He's not the Messiah . . .
Half-hearted new novel: JM Coetzee. photograph: m frassinetti/rex features
FICTIONJM Coetzee’s new novel reads like a parody of the venerable writer’s own style and vision
The Childhood of Jesus, By JM Coetzee, Harvill Secker, 277pp, £16.99
A man arrives in a settlement. In his care is a small boy he apparently met abandoned on the journey. They are homeless refugees who have been given new names, been allocated ages and been required to master a new language, Spanish. It is all very strange, possibly postapocalyptic. Or is it? This new society appears to be run according to very simple, clear-cut directives. Bread is the main diet. Questions are not answered, and no one has any memories. The past has been erased. Simon, the man, has been informed that he is officially 45. He may be older; he feels ageless, then ancient, and soon becomes extremely exasperated.
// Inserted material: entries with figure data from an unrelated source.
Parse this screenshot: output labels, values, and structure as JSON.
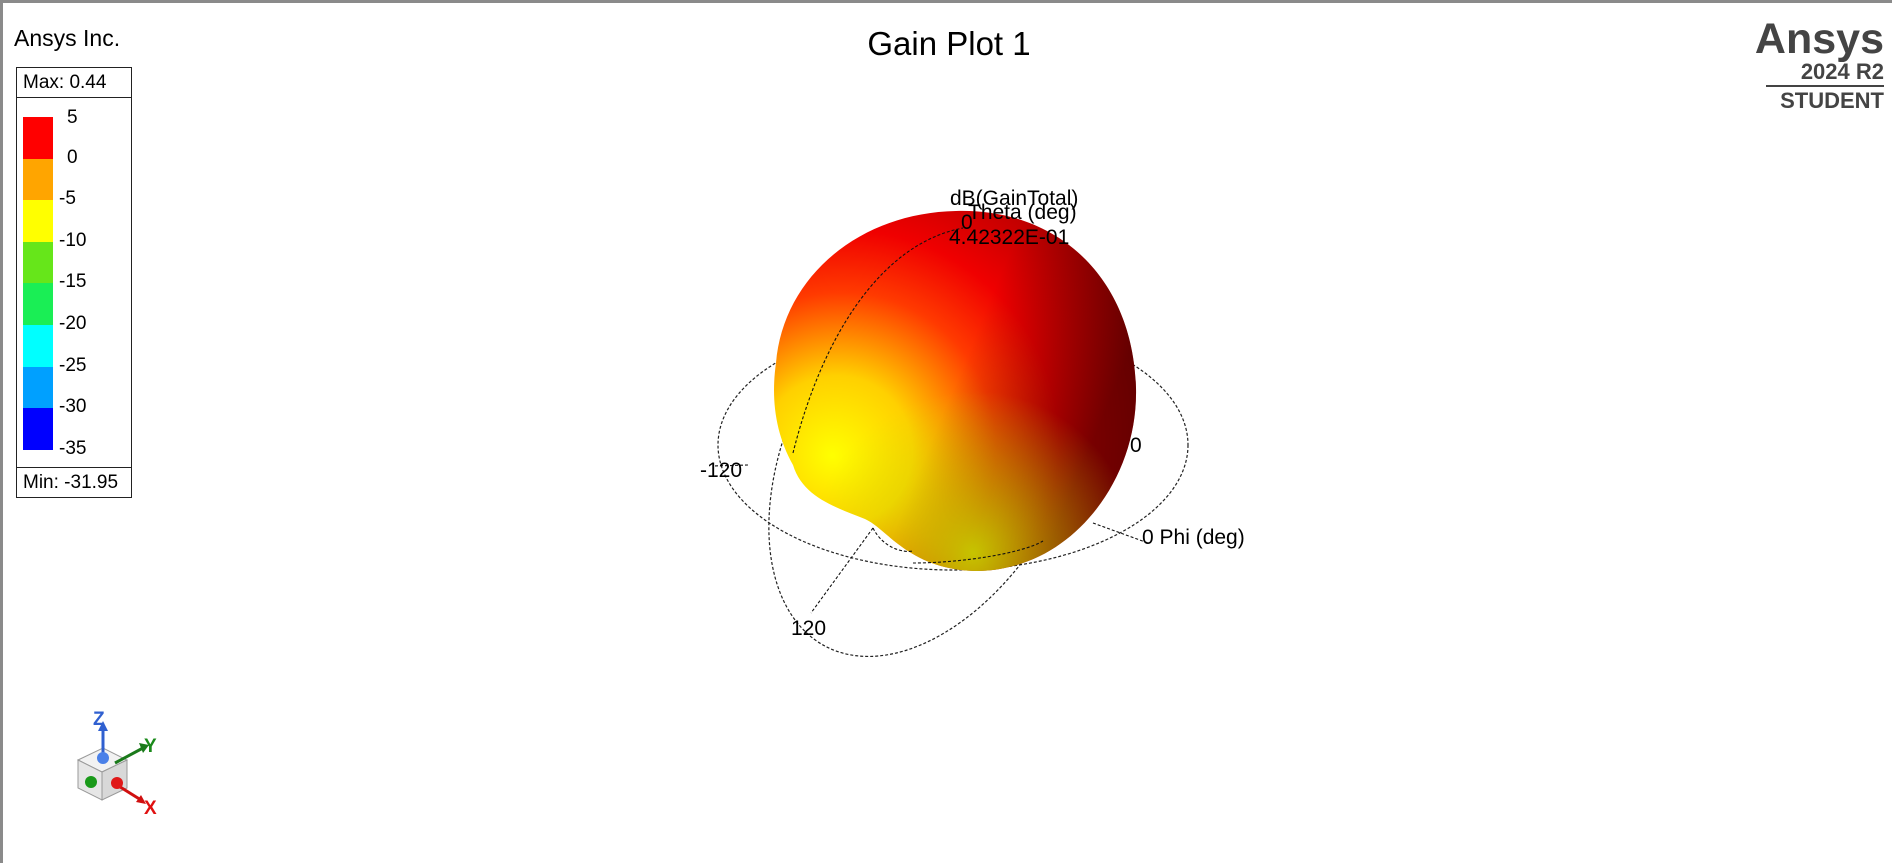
{
  "header": {
    "company": "Ansys Inc.",
    "plot_title": "Gain Plot 1",
    "brand": {
      "name": "Ansys",
      "version": "2024 R2",
      "edition": "STUDENT"
    }
  },
  "legend": {
    "max_label": "Max: 0.44",
    "min_label": "Min: -31.95",
    "ticks": [
      "5",
      "0",
      "-5",
      "-10",
      "-15",
      "-20",
      "-25",
      "-30",
      "-35"
    ],
    "colors": [
      "#ff0000",
      "#ffa500",
      "#ffff00",
      "#66e61a",
      "#1aee55",
      "#00ffff",
      "#00a0ff",
      "#0000ff"
    ]
  },
  "plot": {
    "quantity_label": "dB(GainTotal)",
    "theta_label": "Theta (deg)",
    "theta_zero": "0",
    "max_value_label": "4.42322E-01",
    "phi_axis_label": "0 Phi (deg)",
    "tick_neg120": "-120",
    "tick_120": "120",
    "tick_right_0": "0"
  },
  "triad": {
    "z": "Z",
    "y": "Y",
    "x": "X"
  }
}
Almost as exasperated, perhaps, as some readers may become; this is a highly eccentric narrative, which, after an intriguing opening sequence, becomes increasingly bizarre. The South African writer JM Coetzee, now an Australian citizen, was the first double winner of the Booker Prize, as it was then, with two of the finest victors in that award’s history, Life Times of Michael K (1983) and Disgrace (1999), both set in South Africa. He was awarded the Nobel Prize in 2003. Coetzee has looked to literature, in The Master of Petersburg (1994), which draws on Dostoevsky, and more latterly to his own life, with a trilogy of fictionalised “autrebiographical” (his word) memoir/novels culminating with Summertime (2009), in which a biographer tracks Coetzee the man after the novelist’s death.
In a major career that began with Dusklands (1974), John Maxwell Coetzee explored the political reality of his native country, in daring novels such as Waiting for the Barbarians (1982) and Age of Iron (1990), with a nimble artistry that dazzled the authorities. A hero to apartheid’s opponents until the system fell, he then lost favour with the very people he had supported. His response was decisive: he went to live in Australia, taking citizenship in 2006.
His imagination remains on the move. Tormented states of mind, ambivalence and guilt stalk his work, as do the dual influences of Kafka and Beckett. Coetzee is no comedian, yet this crazy new book, intended as a parable, is hilariously, if possibly unintentionally, funny. Admittedly, it is an oddball humour: the characters are deadly serious, earnest, and much of the dialogue is such ponderously stilted robotspeak that one wonders if one has misread it.